El concepto de lo clásico aplicado a las obras de arte ofrece, ciertamente, significados ambivalentes que pueden dificultar su correcto entendimiento y su buen uso. El arte de la antigüedad grecolatina, por ejemplo, recibe el calificativo de clásico como también lo reciben los patrones formales, de cualquier época o ámbito, que responden a pautas de sobriedad, elegancia y economía de recursos.
Pero el caso es que últimamente se perciben un manoseo, una utilización impropia, coloquial y subjetiva, un afán aspiracional y conclusivo y, sobre todo, una prisa que llevan a calificar como clásicas a obras que sólo llevan entre nosotros unos años, entendiendo que su mera pertenencia al pasado (aunque sea reciente) y sus presuntas cualidades sobresalientes (esa es otra) las hacen acreedoras a tal etiqueta. En absoluto.

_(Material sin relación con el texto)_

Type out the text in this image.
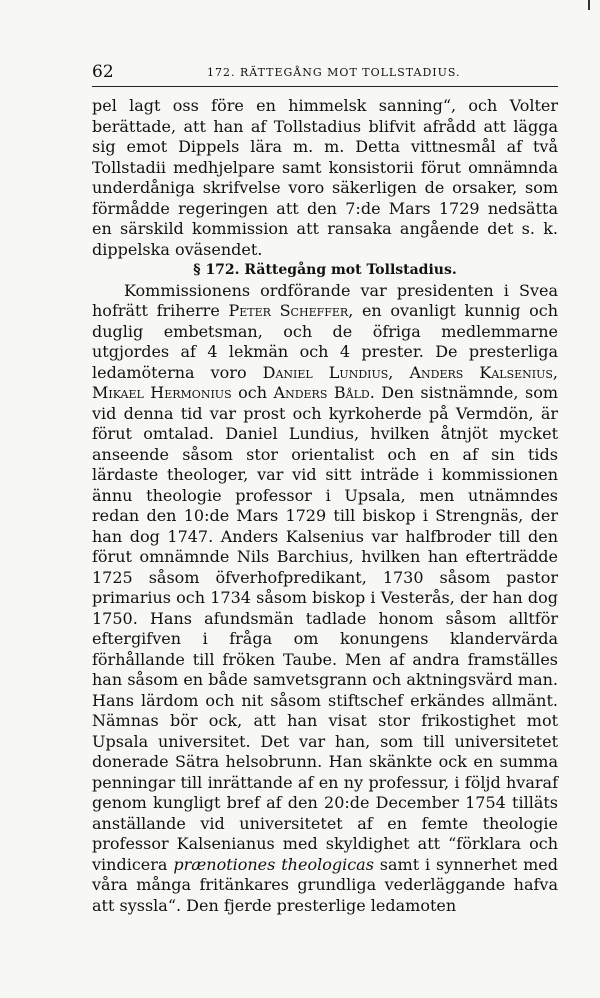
62	172. RÄTTEGÅNG MOT TOLLSTADIUS.

pel lagt oss före en himmelsk sanning“, och Volter berättade, att han af Tollstadius blifvit afrådd att lägga sig emot Dippels lära m. m. Detta vittnesmål af två Tollstadii medhjelpare samt konsistorii förut omnämnda underdåniga skrifvelse voro säkerligen de orsaker, som förmådde regeringen att den 7:de Mars 1729 nedsätta en särskild kommission att ransaka angående det s. k. dippelska oväsendet.

§ 172. Rättegång mot Tollstadius.

Kommissionens ordförande var presidenten i Svea hofrätt friherre Peter Scheffer, en ovanligt kunnig och duglig embetsman, och de öfriga medlemmarne utgjordes af 4 lekmän och 4 prester. De presterliga ledamöterna voro Daniel Lundius, Anders Kalsenius, Mikael Hermonius och Anders Båld. Den sistnämnde, som vid denna tid var prost och kyrkoherde på Vermdön, är förut omtalad. Daniel Lundius, hvilken åtnjöt mycket anseende såsom stor orientalist och en af sin tids lärdaste theologer, var vid sitt inträde i kommissionen ännu theologie professor i Upsala, men utnämndes redan den 10:de Mars 1729 till biskop i Strengnäs, der han dog 1747. Anders Kalsenius var halfbroder till den förut omnämnde Nils Barchius, hvilken han efterträdde 1725 såsom öfverhofpredikant, 1730 såsom pastor primarius och 1734 såsom biskop i Vesterås, der han dog 1750. Hans afundsmän tadlade honom såsom alltför eftergifven i fråga om konungens klandervärda förhållande till fröken Taube. Men af andra framställes han såsom en både samvetsgrann och aktningsvärd man. Hans lärdom och nit såsom stiftschef erkändes allmänt. Nämnas bör ock, att han visat stor frikostighet mot Upsala universitet. Det var han, som till universitetet donerade Sätra helsobrunn. Han skänkte ock en summa penningar till inrättande af en ny professur, i följd hvaraf genom kungligt bref af den 20:de December 1754 tilläts anställande vid universitetet af en femte theologie professor Kalsenianus med skyldighet att “förklara och vindicera prænotiones theologicas samt i synnerhet med våra många fritänkares grundliga vederläggande hafva att syssla“. Den fjerde presterlige ledamoten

En rigor, sólo pueden aspirar a la condición de clásicas las obras artísticas de gran calidad cuyas formas y puntos de vista sobre la condición humana y el mundo han sido fundadoras de estilos y corrientes, han merecido y obtenido influencia e imitación y, sobre todo, se mantienen vigentes y nutrientes después del paso de los siglos o de una muy considerable cantidad de años, siendo imprescindibles para la educación general y especializada.
El dictamen sobre la cualidad de clásica de una obra de arte surge, por supuesto, de la experiencia de detectar en el presente la circulación y la atención prestada por el público interesado a tal obra del pasado y del consenso entre los historiadores, los académicos y los críticos encargados por su conocimiento de valorar, glosar y difundir la pervivencia esencial de sus mencionadas formas y puntos de vista.

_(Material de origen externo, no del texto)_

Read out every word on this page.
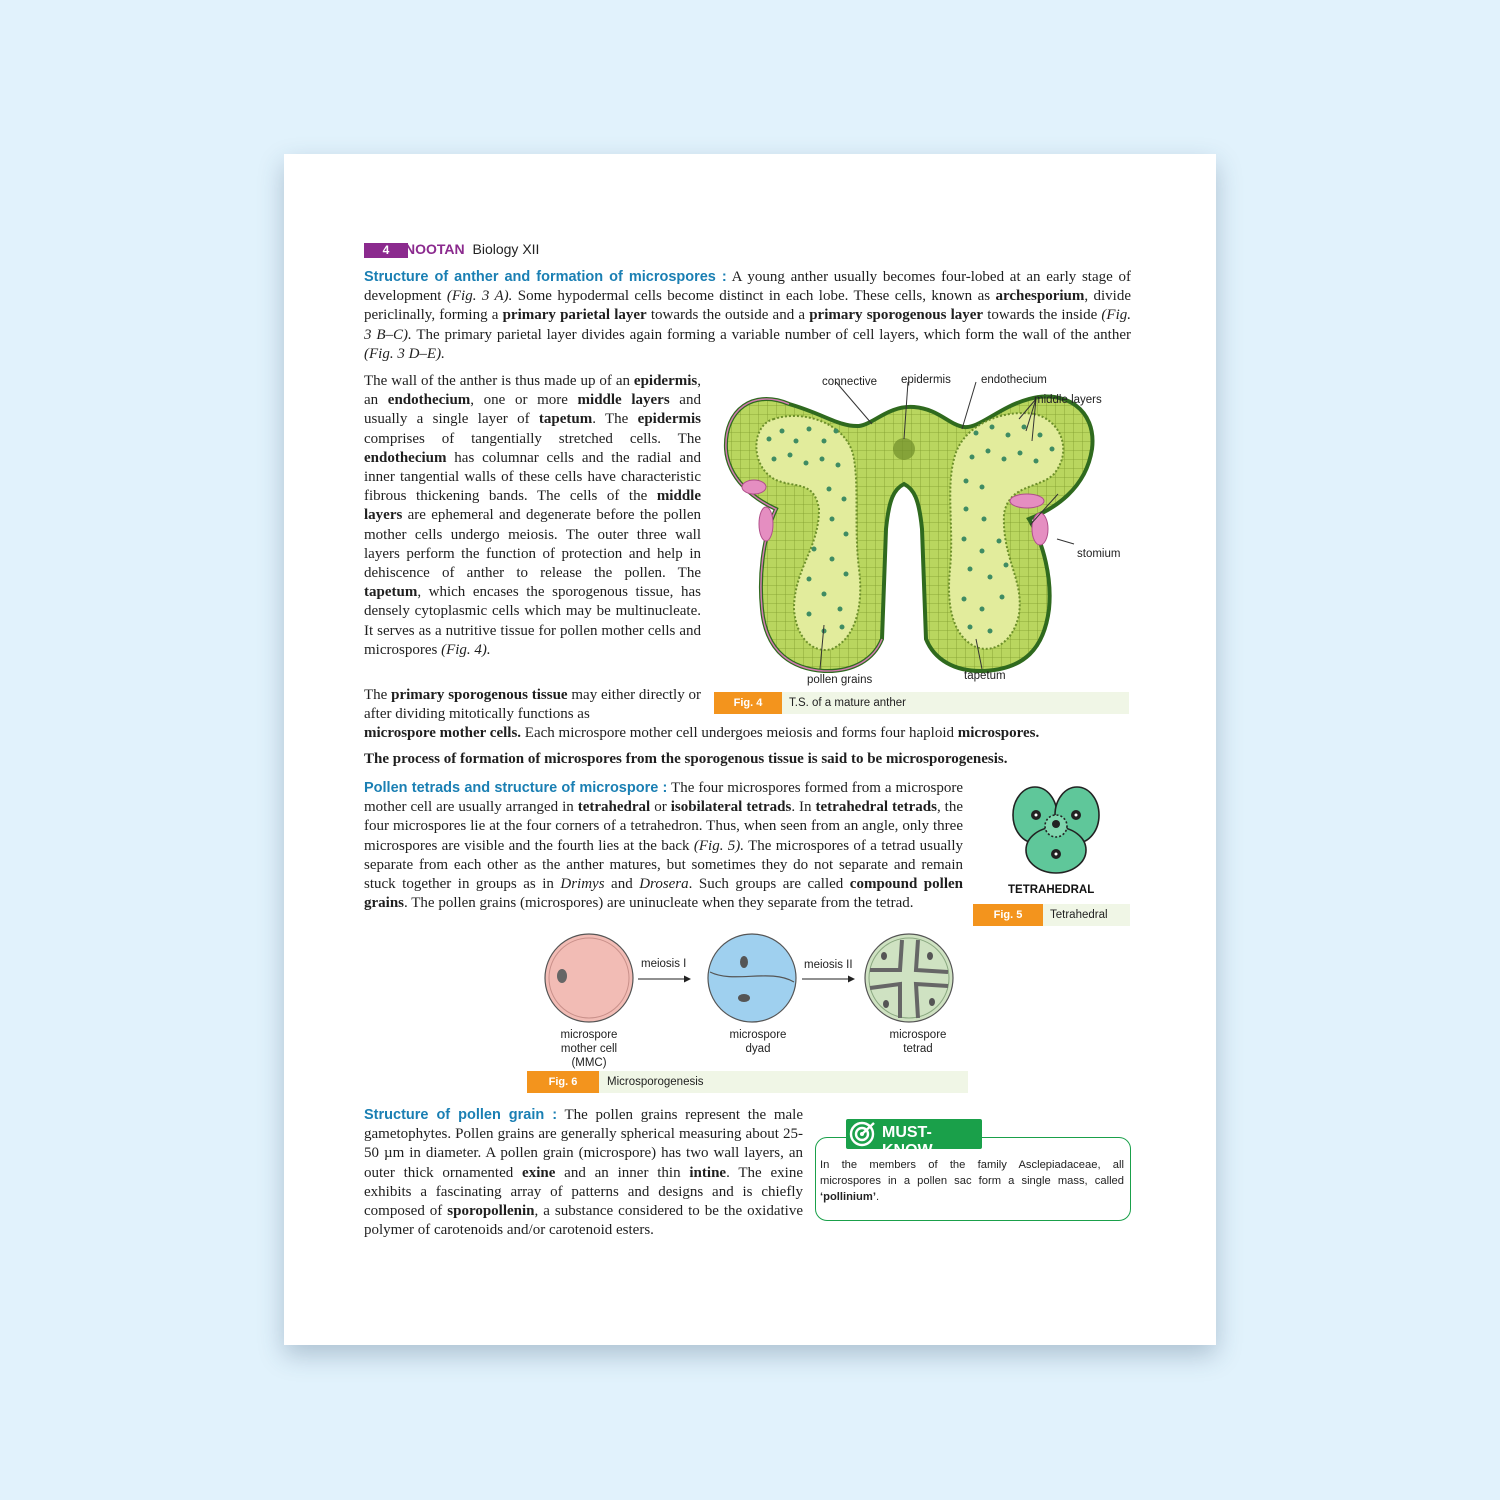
4	NOOTAN Biology XII
Structure of anther and formation of microspores : A young anther usually becomes four-lobed at an early stage of development (Fig. 3 A). Some hypodermal cells become distinct in each lobe. These cells, known as archesporium, divide periclinally, forming a primary parietal layer towards the outside and a primary sporogenous layer towards the inside (Fig. 3 B–C). The primary parietal layer divides again forming a variable number of cell layers, which form the wall of the anther (Fig. 3 D–E).
The wall of the anther is thus made up of an epidermis, an endothecium, one or more middle layers and usually a single layer of tapetum. The epidermis comprises of tangentially stretched cells. The endothecium has columnar cells and the radial and inner tangential walls of these cells have characteristic fibrous thickening bands. The cells of the middle layers are ephemeral and degenerate before the pollen mother cells undergo meiosis. The outer three wall layers perform the function of protection and help in dehiscence of anther to release the pollen. The tapetum, which encases the sporogenous tissue, has densely cytoplasmic cells which may be multinucleate. It serves as a nutritive tissue for pollen mother cells and microspores (Fig. 4).
The primary sporogenous tissue may either directly or after dividing mitotically functions as
microspore mother cells. Each microspore mother cell undergoes meiosis and forms four haploid microspores.
The process of formation of microspores from the sporogenous tissue is said to be microsporogenesis.
connective epidermis	endothecium
middle layers
stomium
pollen grains	tapetum
Fig. 4	T.S. of a mature anther
Pollen tetrads and structure of microspore : The four microspores formed from a microspore mother cell are usually arranged in tetrahedral or isobilateral tetrads. In tetrahedral tetrads, the four microspores lie at the four corners of a tetrahedron. Thus, when seen from an angle, only three microspores are visible and the fourth lies at the back (Fig. 5). The microspores of a tetrad usually separate from each other as the anther matures, but sometimes they do not separate and remain stuck together in groups as in Drimys and Drosera. Such groups are called compound pollen grains. The pollen grains (microspores) are uninucleate when they separate from the tetrad.
TETRAHEDRAL
Fig. 5	Tetrahedral
meiosis I	meiosis II
microspore
mother cell
(MMC)
microspore
dyad
microspore
tetrad
Fig. 6	Microsporogenesis
Structure of pollen grain : The pollen grains represent the male gametophytes. Pollen grains are generally spherical measuring about 25-50 µm in diameter. A pollen grain (microspore) has two wall layers, an outer thick ornamented exine and an inner thin intine. The exine exhibits a fascinating array of patterns and designs and is chiefly composed of sporopollenin, a substance considered to be the oxidative polymer of carotenoids and/or carotenoid esters.
MUST-KNOW
In the members of the family Asclepiadaceae, all microspores in a pollen sac form a single mass, called ‘pollinium’.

Por más que moleste, en un momento de asequibilidad en la emisión de todo juicio y opinión, no se pueden repartir al gusto o a conveniencia de cada cual los certificados de clasicismo, pues entonces la ennoblecedora y categórica etiqueta queda devaluada con grave perjuicio para las obras que, en verdad, la merecen, al tiempo que se baja el listón de las aptitudes de percepción y comprensión que, a veces, son necesarias para abordar una obra clásica, lejos del barullo de las sugestiones de la actualidad y de las modas.
Porque clásica es una obra artística que, entre otras cosas, ha sobrevivido a la incesante sucesión de modas y que se muestra indiferente a ellas, perdurable, visible, útil, influyente, admirable y erguida entre el tráfico incesante y efímero de las burbujeantes novedades en boga de cualquier presente, que volverá a ser trascendido por ella.
Es una pena, por ejemplo, que Días de cine clásico (La 2) incluyera el lunes en su programación Supermán (1978). La película de Richard Donner (como bastantes otras que ha exhibido ese espacio y como otras muchas propuestas por Movistar) no es un clásico. Y no lo es porque yo lo diga (el yo, esa es la incómoda cuestión, no pinta nada en esto), sino porque ya está dicho y establecido que el periodo clásico del cine abarca a día de hoy (y con alguna excepción) los años 30, 40, 50 (con reservas) y comienzos (como mucho) de los 60 del pasado siglo.
Y no sólo dentro del cine norteamericano, claro, tan profusamente difundido en ese programa, sino en el cine europeo e internacional de la misma época, tan poco cultivado en la televisión pública, sin duda debido a su política (y a su economía) de compras preferentes a las multinacionales americanas.
En líneas muy generales, una obra artística, además de responder a las consideraciones y requisitos ya expuestos, empieza a aspirar a la condición de clásica si sus potentes cualidades iluminadoras sobreviven más allá del ocaso de las, más o menos, tres generaciones que han sido contemporáneas de su aparición y del alcance inercial de su difusión, aunque es verdad que no pocas disciplinas creativas, en sólo unas décadas, han recorrido el camino y han quemado las etapas que a otras les llevaron siglos recorrer y quemar.
No se deben confundir las obras artísticas muy notables o sobresalientes (no digamos el resto) con las clásicas, pues eso supone un trivial abaratamiento tanto de las creaciones que en verdad lo son como de las facultades, conocimientos y criterios de asimilación que se precisan para reconocerlas y degustarlas como tales. Todo engaño y falsa ilusión en este campo menoscaba la cultura y sus exigencias mediante una especie de aceptación del todo a cien.